Compare RDF Models

A common requirement of (collaborative) modeling work is the ability to compare one version of an RDF model (or file) with a previous version. Doing this with conventional mechanisms such as file diff tools is usually insufficient, because the serialization of RDF files may change with each iteration.

If you want to use text-based diff tools such as those built-into the Eclipse context menu (right-click on a file in the Project Explorer and use Compare with) then you should save your file in Turtle, as TopBraid produces a very reliable Turtle serialization.

In addition to the text-based comparison, TopBraid Composer also introduces a structural comparison tool that is fully aware of RDF syntax, as described in the following sections.

Running the Diff Tool

If you want to compare the currently open model with some other file in your workspace, go to Model > Compare current RDF model with.... This will ask you to select the other (old) version of the file. After you have selected the file, TopBraid's diff engine will execute and create and open a diff file which you can then browse to analyze the differences.

The most common way to display the results is to use Run SPARQL query from SPIN template... which is both in the main tool bar and main menu. Select diff:ShowAllDiffs to get a list of changes such as the one shown below. Click on any item to navigate to the resource that has changed.

Note that you can also use this diff tool from SPARQLMotion, using the sml:Diff module.

Understanding the Diff Ontology

The result of the diff algorithm is a collection of instances of a dedicated diff ontology (http://topbraid.org/diff). You can typically find this diff ontology in your workspace under the TBC folder of the default project.

The class diff:Diff has subclasses for the two kinds of diffs that are supported:

Added/DeletedTripleDiffs represent changes to triples that do not involve blank nodes
Added/DeletedBlankNodeDiffs represent changes to triples that have a blank node as their object

Each instance of these classes represents a single change. Blank nodes are treated differently, because the identifiers of blank nodes change with each serialization. Instead of attempting a structural comparison of blank nodes, our algorithm simply compares the string rendering, which works fine for the most common cases such as OWL restrictions.

Details of each diff object are stored in properties such as rdf:predicate and these details can be queried or further processed using a whole range of RDF-based tools, in particular SPARQL.

The Diff Engine

TopBraid's Diff engine is entirely declarative and can be modified or extended to get customized output. The various diff classes have SPARQL queries attached to them via diff:rule. These queries are called by the engine to create the instances of this class. The GRAPH keyword of SPARQL is used to query the old graph versus the new graph. If you want to add your own kinds of diff outputs, then simply add such diff:rules.
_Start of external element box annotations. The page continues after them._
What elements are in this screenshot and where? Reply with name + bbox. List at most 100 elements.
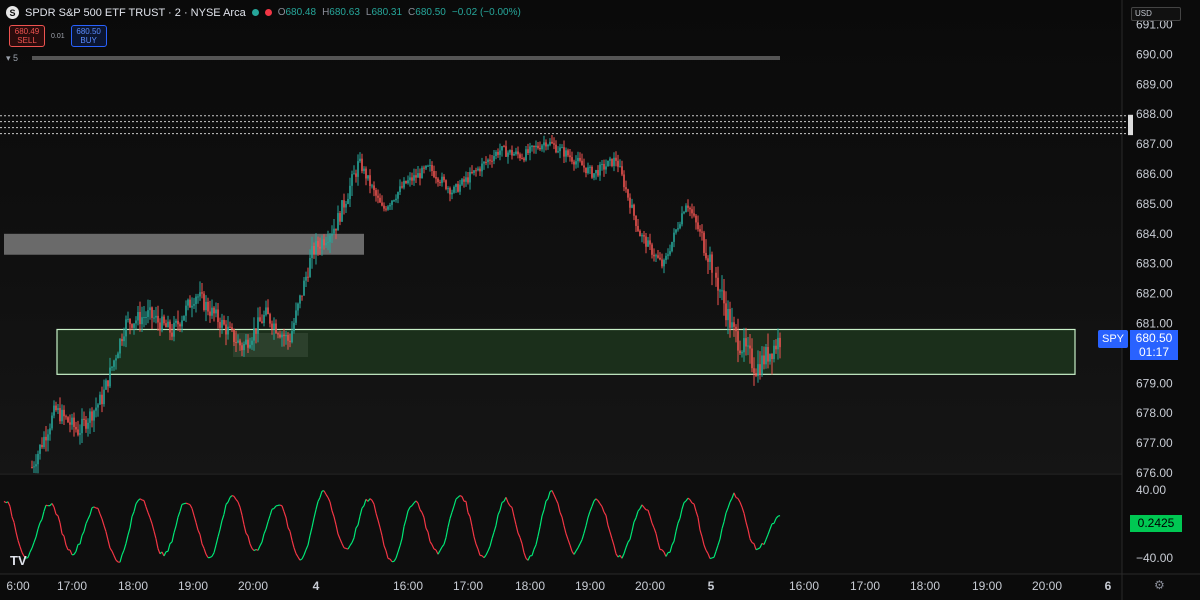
candle-body xyxy=(571,157,573,162)
candle-body xyxy=(403,180,405,188)
candle-body xyxy=(441,176,443,183)
candle-body xyxy=(537,145,539,148)
symbol-title[interactable]: SPDR S&P 500 ETF TRUST · 2 · NYSE Arca xyxy=(25,7,246,19)
candle-body xyxy=(229,326,231,328)
candle-body xyxy=(761,355,763,375)
candle-body xyxy=(587,167,589,174)
level-marker xyxy=(1128,114,1133,136)
candle-body xyxy=(515,151,517,154)
candle-body xyxy=(381,202,383,206)
candle-body xyxy=(517,151,519,155)
candle-body xyxy=(395,198,397,201)
y-tick-label: 686.00 xyxy=(1136,167,1173,181)
candle-body xyxy=(645,236,647,247)
candle-body xyxy=(529,146,531,154)
gear-icon[interactable]: ⚙ xyxy=(1154,578,1165,592)
candle-body xyxy=(565,150,567,157)
candle-body xyxy=(703,232,705,253)
candle-body xyxy=(691,209,693,214)
candle-body xyxy=(97,404,99,408)
candle-body xyxy=(267,307,269,315)
candle-body xyxy=(671,241,673,252)
candle-body xyxy=(223,319,225,325)
indicator-collapse-toggle[interactable]: ▾ 5 xyxy=(6,53,18,64)
candle-body xyxy=(397,192,399,199)
candle-body xyxy=(293,322,295,332)
x-tick-label: 18:00 xyxy=(910,579,940,593)
candle-body xyxy=(735,326,737,332)
candle-body xyxy=(721,290,723,292)
market-status-icon xyxy=(251,9,259,16)
candle-body xyxy=(85,419,87,429)
x-tick-label: 16:00 xyxy=(393,579,423,593)
candle-body xyxy=(419,173,421,179)
candle-body xyxy=(625,187,627,190)
candle-body xyxy=(619,166,621,168)
x-tick-label: 17:00 xyxy=(850,579,880,593)
x-tick-label: 18:00 xyxy=(515,579,545,593)
candle-body xyxy=(301,295,303,297)
candle-body xyxy=(113,360,115,367)
candle-body xyxy=(675,229,677,233)
candle-body xyxy=(525,149,527,161)
x-tick-label: 19:00 xyxy=(178,579,208,593)
candle-body xyxy=(757,364,759,377)
candle-body xyxy=(165,323,167,328)
candle-body xyxy=(605,166,607,170)
candle-body xyxy=(543,142,545,146)
candle-body xyxy=(287,335,289,341)
tradingview-logo[interactable]: TV xyxy=(10,553,27,568)
oscillator-value-tag: 0.2425 xyxy=(1130,515,1182,532)
price-chart[interactable]: 676.00677.00678.00679.00680.00681.00682.… xyxy=(0,0,1200,600)
buy-button[interactable]: 680.50 BUY xyxy=(70,25,107,47)
candle-body xyxy=(745,338,747,347)
candle-body xyxy=(651,244,653,255)
candle-body xyxy=(263,314,265,323)
candle-body xyxy=(771,353,773,360)
y-tick-label: 685.00 xyxy=(1136,197,1173,211)
candle-body xyxy=(253,328,255,341)
candle-body xyxy=(411,177,413,181)
y-tick-label: 678.00 xyxy=(1136,406,1173,420)
candle-body xyxy=(347,198,349,204)
candle-body xyxy=(775,345,777,350)
sell-button[interactable]: 680.49 SELL xyxy=(9,25,45,47)
x-tick-label: 18:00 xyxy=(118,579,148,593)
oscillator-segment xyxy=(275,504,279,507)
oscillator-segment xyxy=(231,495,235,497)
candle-body xyxy=(213,307,215,314)
currency-select[interactable]: USD xyxy=(1131,7,1181,21)
candle-body xyxy=(531,145,533,147)
candle-body xyxy=(193,304,195,306)
candle-body xyxy=(579,157,581,161)
candle-body xyxy=(209,311,211,316)
candle-body xyxy=(309,258,311,277)
candle-body xyxy=(729,308,731,328)
candle-body xyxy=(321,239,323,249)
candle-body xyxy=(163,316,165,324)
candle-body xyxy=(149,307,151,311)
candle-body xyxy=(461,179,463,185)
candle-body xyxy=(355,173,357,177)
candle-body xyxy=(173,322,175,337)
candle-body xyxy=(561,147,563,149)
candle-body xyxy=(189,299,191,308)
candle-body xyxy=(259,317,261,322)
candle-body xyxy=(487,159,489,163)
oscillator-segment xyxy=(711,556,715,559)
candle-body xyxy=(501,146,503,151)
candle-body xyxy=(307,276,309,278)
candle-body xyxy=(185,305,187,316)
candle-body xyxy=(749,345,751,349)
candle-body xyxy=(245,339,247,344)
candle-body xyxy=(233,329,235,342)
candle-body xyxy=(237,340,239,343)
candle-body xyxy=(737,331,739,351)
candle-body xyxy=(421,167,423,179)
candle-body xyxy=(451,192,453,195)
candle-body xyxy=(635,215,637,226)
candle-body xyxy=(359,158,361,162)
candle-body xyxy=(153,317,155,319)
candle-body xyxy=(265,307,267,315)
candle-body xyxy=(527,149,529,154)
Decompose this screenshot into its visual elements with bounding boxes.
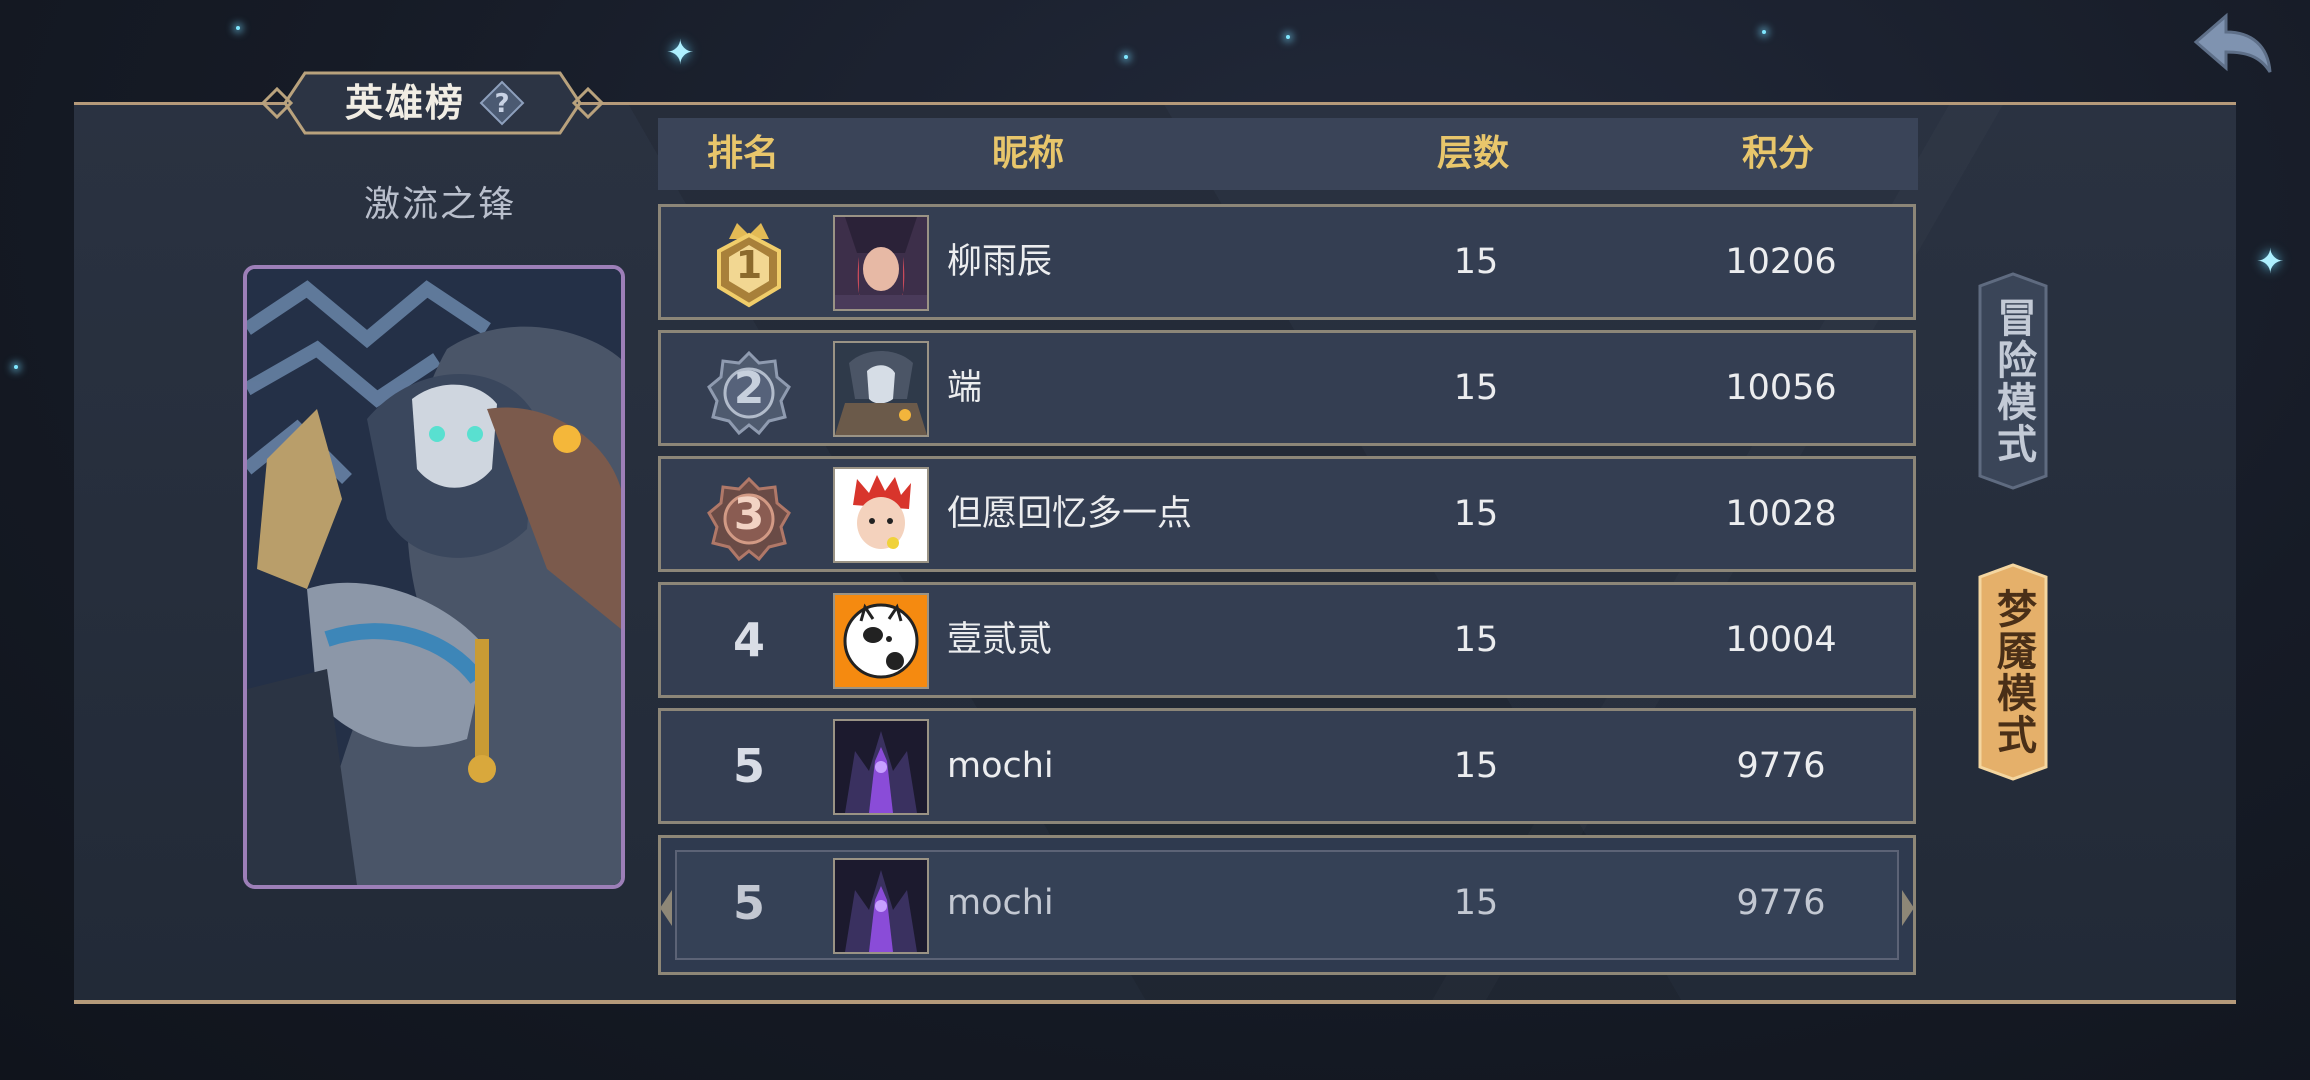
my-rank-row[interactable]: 5 mochi 15 9776: [658, 835, 1916, 975]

The second step of the Diff engine is to call all spin:rules for the constructed instances of the diff classes. These rules can be used to post-process the raw output from the first step, e.g. to create human-readable labels. The same mechanism can be used to create higher-level diff objects from the lower-level triple change objects.

You can modify the diff.ttl file in your workspace to adjust the behavior of the diff engine for your needs.